L'écrivain Georges Perec rend compte de cette mémoire impossible, caractéristique de l'ère contemporaine. Son autofiction, W ou le souvenir d'enfance (1975), témoigne d'abord d'une absence de souvenir d'enfance, d'une amnésie liée au traumatisme de la guerre et de la Shoah : son père est mort sur le front, sa mère a disparu en déportation sans laisser de trace. Ce « blanc » de la mémoire subjective s'ordonne ainsi à une fracture de l'Histoire collective : l'absence d'histoire personnelle désigne l'Histoire comme anéantissement. L'impossibilité représentative et testimoniale trouve plusieurs moyens de figuration dans W : le plus saillant, et le plus caractéristique de la littérature contemporaine, est le recours à la fiction. En effet, un roman d'aventures issu d'une rêverie enfantine se substitue au récit autobiographique introuvable, et se développe en une allégorie des camps d'extermination. L'invention fictionnelle s'élabore également autour du signifiant graphique, en particulier autour de la lettre W. La mémoire en toutes lettres du jeu littéraire tient donc lieu du je en défaut, du je que l'amnésie autobiographique issue des traumatismes de l'Histoire ne peut reconstituer.
Un autre texte majeur rend compte de la césure de la seconde guerre mondiale, en l'orientant vers le problème très contemporain du partage des mémoires. Dans le scénario du film d'Alain Resnais, Hiroshima mon amour, qu'elle fait paraître en 1960, Marguerite Duras met en scène, à travers l'amour d'une Française et d'un Japonais anonymes, des positions mémoratives qui semblent inassimilables, irréductibles l'une à l'autre. Leur rencontre porte à la limite ce qui les réunit et ce qui les sépare. Les amants ont besoin l'un de l'autre pour faire surgir le souvenir refoulé, et l'anamnèse amoureuse qui conduit le Japonais à adopter le rôle d'un amant allemand dans le passé enfoui de la Française permet aux deux protagonistes de « nommer » les désastres qui les dépassent, avant qu'ils ne se quittent en revenant à un « ordre du monde » qui les dissocie. Ces désastres historiques qui sous-tendent leur brève union se « répondent exactement », mais dans « une impuissance mutuelle terrifiante ».

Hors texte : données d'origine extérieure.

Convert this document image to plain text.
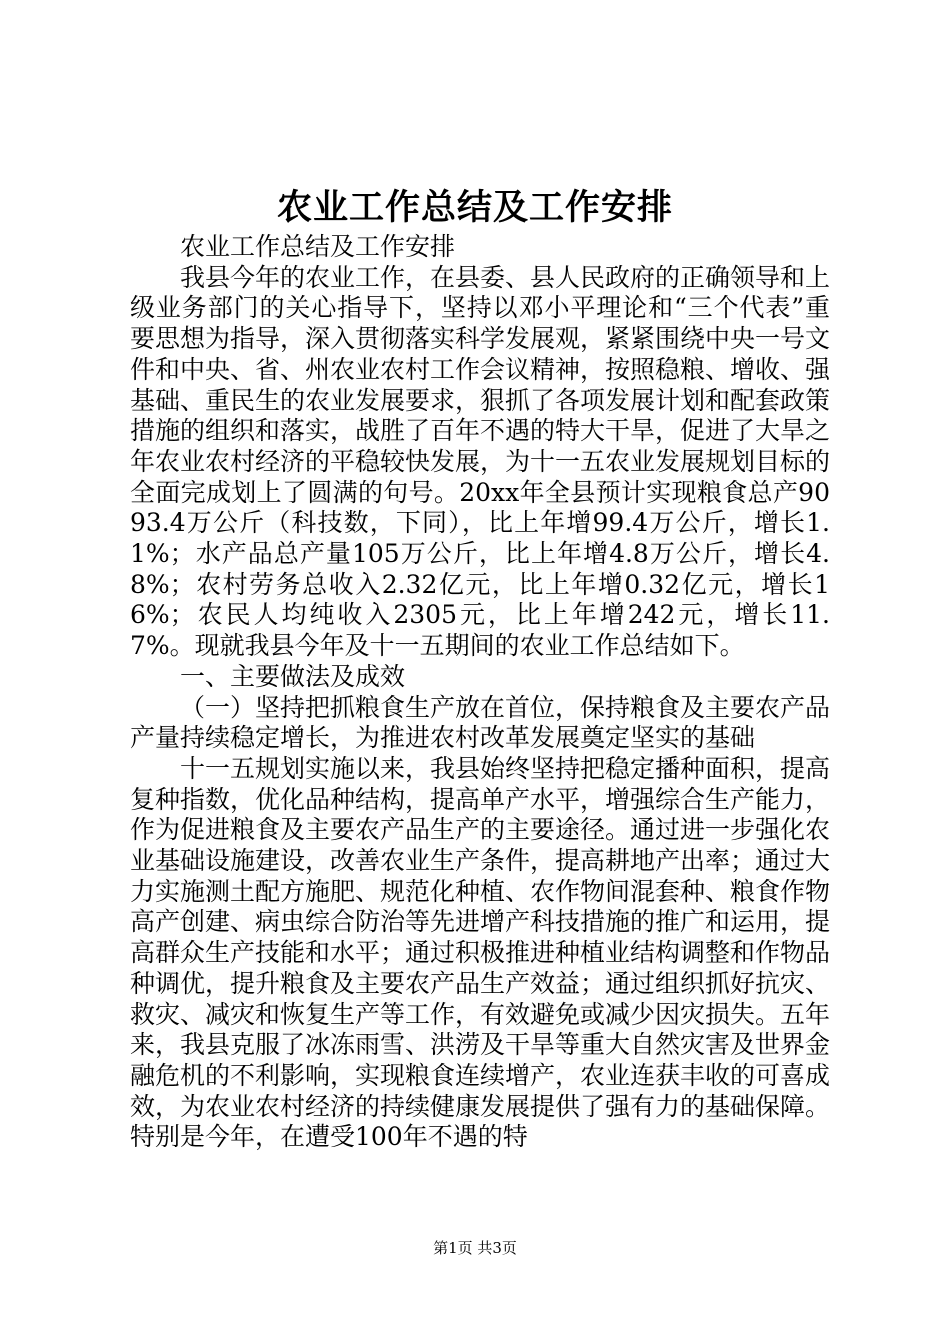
农业工作总结及工作安排

农业工作总结及工作安排

我县今年的农业工作，在县委、县人民政府的正确领导和上级业务部门的关心指导下，坚持以邓小平理论和“三个代表”重要思想为指导，深入贯彻落实科学发展观，紧紧围绕中央一号文件和中央、省、州农业农村工作会议精神，按照稳粮、增收、强基础、重民生的农业发展要求，狠抓了各项发展计划和配套政策措施的组织和落实，战胜了百年不遇的特大干旱，促进了大旱之年农业农村经济的平稳较快发展，为十一五农业发展规划目标的全面完成划上了圆满的句号。20xx年全县预计实现粮食总产9093.4万公斤（科技数，下同），比上年增99.4万公斤，增长1.1%；水产品总产量105万公斤，比上年增4.8万公斤，增长4.8%；农村劳务总收入2.32亿元，比上年增0.32亿元，增长16%；农民人均纯收入2305元，比上年增242元，增长11.7%。现就我县今年及十一五期间的农业工作总结如下。

一、主要做法及成效

（一）坚持把抓粮食生产放在首位，保持粮食及主要农产品产量持续稳定增长，为推进农村改革发展奠定坚实的基础

十一五规划实施以来，我县始终坚持把稳定播种面积，提高复种指数，优化品种结构，提高单产水平，增强综合生产能力，作为促进粮食及主要农产品生产的主要途径。通过进一步强化农业基础设施建设，改善农业生产条件，提高耕地产出率；通过大力实施测土配方施肥、规范化种植、农作物间混套种、粮食作物高产创建、病虫综合防治等先进增产科技措施的推广和运用，提高群众生产技能和水平；通过积极推进种植业结构调整和作物品种调优，提升粮食及主要农产品生产效益；通过组织抓好抗灾、救灾、减灾和恢复生产等工作，有效避免或减少因灾损失。五年来，我县克服了冰冻雨雪、洪涝及干旱等重大自然灾害及世界金融危机的不利影响，实现粮食连续增产，农业连获丰收的可喜成效，为农业农村经济的持续健康发展提供了强有力的基础保障。特别是今年，在遭受100年不遇的特

第1页 共3页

Cette oeuvre préfigure, tout en s'en différenciant par la mise en évidence d'un point de rencontre entre des mémoires divergentes et la possibilité d'une symbolisation réciproque, la problématique actuelle de la concurrence des mémoires. Dans le champ culturel, les études post-coloniales, particulièrement importantes dans le contexte universitaire américain (Cultural Studies), explorent des aspects refoulés de la mémoire collective, en soulevant l'hétérogénéité des positions subjectives et communautaires dans la construction d'une mémoire historique. Ces questions sont déterminantes dans les politiques de la mémoire.